Мир наступившего почти будущего - горизонтальный мир. Это мир обывателей, мир кухонь и кабинетов. Он не терпит <вертикальных> чувств вроде гордости, любви или презрения; горизонтальному взгляду недоступны ни вершины Духа, ни пропасти Мирового Зла - первые воспринимаются как стена, во вторые проваливаются, не успев заметить. Но исчезновение гордости и уважения - это исчезновение стержня в нас. Нужно было успеть своевременно научиться жить не с гордостью, а с довольством и понять, что симпатия - нормальная замена уважению и любви; а люди одинаково хороши и плохи, и никакие <поводы> этого положения не меняют. Если не успел, трудно не впасть в самоуничижение и общий скепсис.
Конечно, во вселенной остались еще уголки, где свершаются великие дела, где требуется не аккуратность, а смелость и самоотвержение важнее, чем послушание и аккуратность; где чрезвычайные усилия нужны просто чтобы выдержать, выжить. Гордость - весточка из этого мира, чужого, непонятного и страшноватого, напоминание о нём. Это, в конце концов, смешение стилей - точно так же резной стул глупо выглядит в современной спальне или кабинете. Поэтому мы и отторгаем понятие гордости, стремимся пресечь любые поводы для неё. Человек, который пытается гордиться собой и претендует на уважение окружающих, этим окружающим непонятен и неприятен.
Его вежливо, но опускают; он словно бы попал на нескончаемое чаепитие.
Он говорит <Я написал книгу...> или <Когда мы держали перевал...>.
- И хорошо за это платят? - спрашивает один собеседник.
- А мы тут недавно тоже под дождь попали, - говорит другой.
Бороться с этим бесполезно.
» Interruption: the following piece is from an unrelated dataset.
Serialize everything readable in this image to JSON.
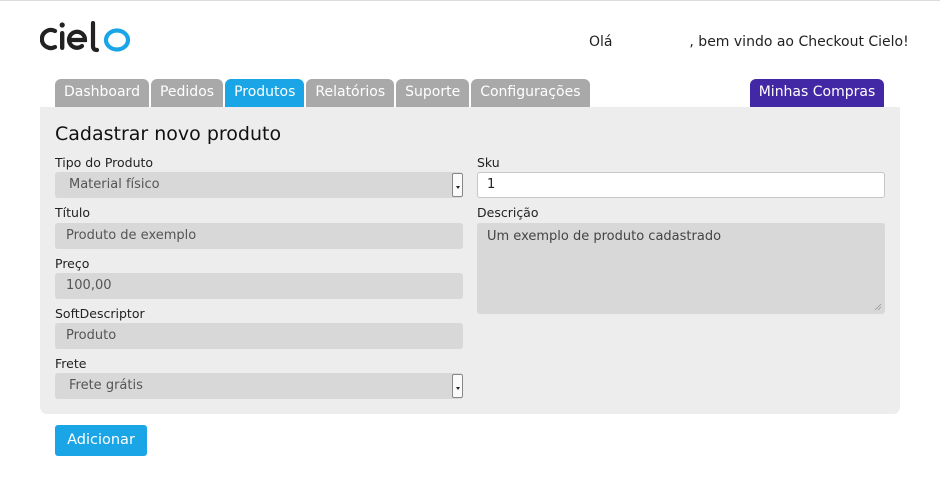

Конечно, сочетающие душевную силу с наивностью, пытаются переделать мир под себя, опрокинуть его в прошлое. Несколько лет назад вернувшиеся с одного театра военных действий почти превратили торговлю в линию фронта со столкновениями и взрывами. Обстановка давала всем участвующим массу поводов для гордости: даже держать хлебный магазин в таких условиях было геройством. Однако со временем жизнь победила эти чужеродные элементы, которые остались в истории романтичным, но страшным воспоминанием. Еще бессмысленней пытаться достучаться до сердец всяческими увещеваниями. Подобное пытались сделать в конце шестидесятых, усиленно пропагандируя подвиги и победы былой войны. Переубедить <обуржуазившееся> (на свой манер) общество так и не удалось, все эти усилия лишь дискредитировали те победы и подвиги.
Та же судьба, пожалуй, ожидает недавнюю кампанию <Мы исполнили свой долг>. Некоторые вещи должны быть самоочевидны; всякие напоминания или доказательства лишь подвергают их сомнениям. И говорить об этом тем горше, чем меньше в них сомневаешься.
По-видимому, таковы любые поводы для гордости.
Лучше гордиться молча или в кругу понимающих друзей. Или привыкать гордиться не выполненным долгом, а хорошо приготовленным супом.